Over the next year, we leafleted hospitals in support of hospital workers’ fight for equal pay, we picketed Medieval Inn with the striking waitresses, we helped the union organizers at Smitty’s Pancake House and Pizza Patio, we held public meetings at the downtown library on unemployment insurance, lack of job security and lack of quality daycare, we wrote and distributed booklets about women’s work and organized educationals on the history of women workers in BC. As well, we met with clerical workers at the University of B.C. After two failed attempts at organizing with existing unions, they had decided to from their own union. Their first attempt with their own union also failed.

In August 1972, the Working Women’s Association left the Women’s Centre and opened our own office. We paid the office rent by members’ pledges since most of us were working and those who weren’t working staffed the new office.

By the fall, the WWA had a mailing list of about 150 and there were about 30 activists. Three committees had been set up- department store workers, office workers and restaurant workers. The committees had begun to meet separately from the regular WWA meetings to discuss the specific problems of organizing in each industry.

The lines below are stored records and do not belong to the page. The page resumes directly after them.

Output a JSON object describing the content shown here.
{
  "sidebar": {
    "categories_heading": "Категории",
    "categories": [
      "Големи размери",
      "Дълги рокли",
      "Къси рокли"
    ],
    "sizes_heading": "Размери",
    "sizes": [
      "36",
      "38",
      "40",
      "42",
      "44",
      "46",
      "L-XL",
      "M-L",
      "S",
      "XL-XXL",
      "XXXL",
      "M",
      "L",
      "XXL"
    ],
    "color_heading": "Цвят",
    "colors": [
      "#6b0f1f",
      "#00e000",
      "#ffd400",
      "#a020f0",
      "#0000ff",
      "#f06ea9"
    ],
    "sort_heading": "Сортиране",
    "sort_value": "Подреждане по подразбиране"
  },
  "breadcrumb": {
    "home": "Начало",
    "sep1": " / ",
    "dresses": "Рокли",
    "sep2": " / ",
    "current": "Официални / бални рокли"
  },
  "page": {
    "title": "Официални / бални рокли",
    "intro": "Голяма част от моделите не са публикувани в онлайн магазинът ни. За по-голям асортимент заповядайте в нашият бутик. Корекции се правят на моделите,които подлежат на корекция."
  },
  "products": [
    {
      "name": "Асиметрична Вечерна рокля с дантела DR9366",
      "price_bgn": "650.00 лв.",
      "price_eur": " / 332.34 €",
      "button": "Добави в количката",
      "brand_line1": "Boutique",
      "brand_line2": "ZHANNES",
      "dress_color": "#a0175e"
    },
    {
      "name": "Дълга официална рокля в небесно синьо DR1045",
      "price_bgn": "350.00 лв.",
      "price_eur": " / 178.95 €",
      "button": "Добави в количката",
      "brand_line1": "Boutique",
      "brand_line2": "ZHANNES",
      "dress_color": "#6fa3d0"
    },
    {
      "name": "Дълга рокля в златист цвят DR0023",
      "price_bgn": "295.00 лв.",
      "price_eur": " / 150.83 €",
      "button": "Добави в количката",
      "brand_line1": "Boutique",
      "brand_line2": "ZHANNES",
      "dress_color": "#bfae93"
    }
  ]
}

We held more strategy discussions. These were difficult meetings. We were sick and tired of talking about the same things over and over. Did we plan on being an information group forever? One thing that came out of these meetings was the realization that we still needed to know more about unions – the history of the trade union movement, the differences in unions, the process of unionizing, contract negotiations, the labour laws, etc. In the fall of 1972, we held a series of seminars at which trade unionists, most of whom were from the new independent Canadian unions, spoke on various topics.

After the seminars we had plenty of data on how to form a union, how to organize our workplace and of course we knew why we needed one. It was time to put up or shut up.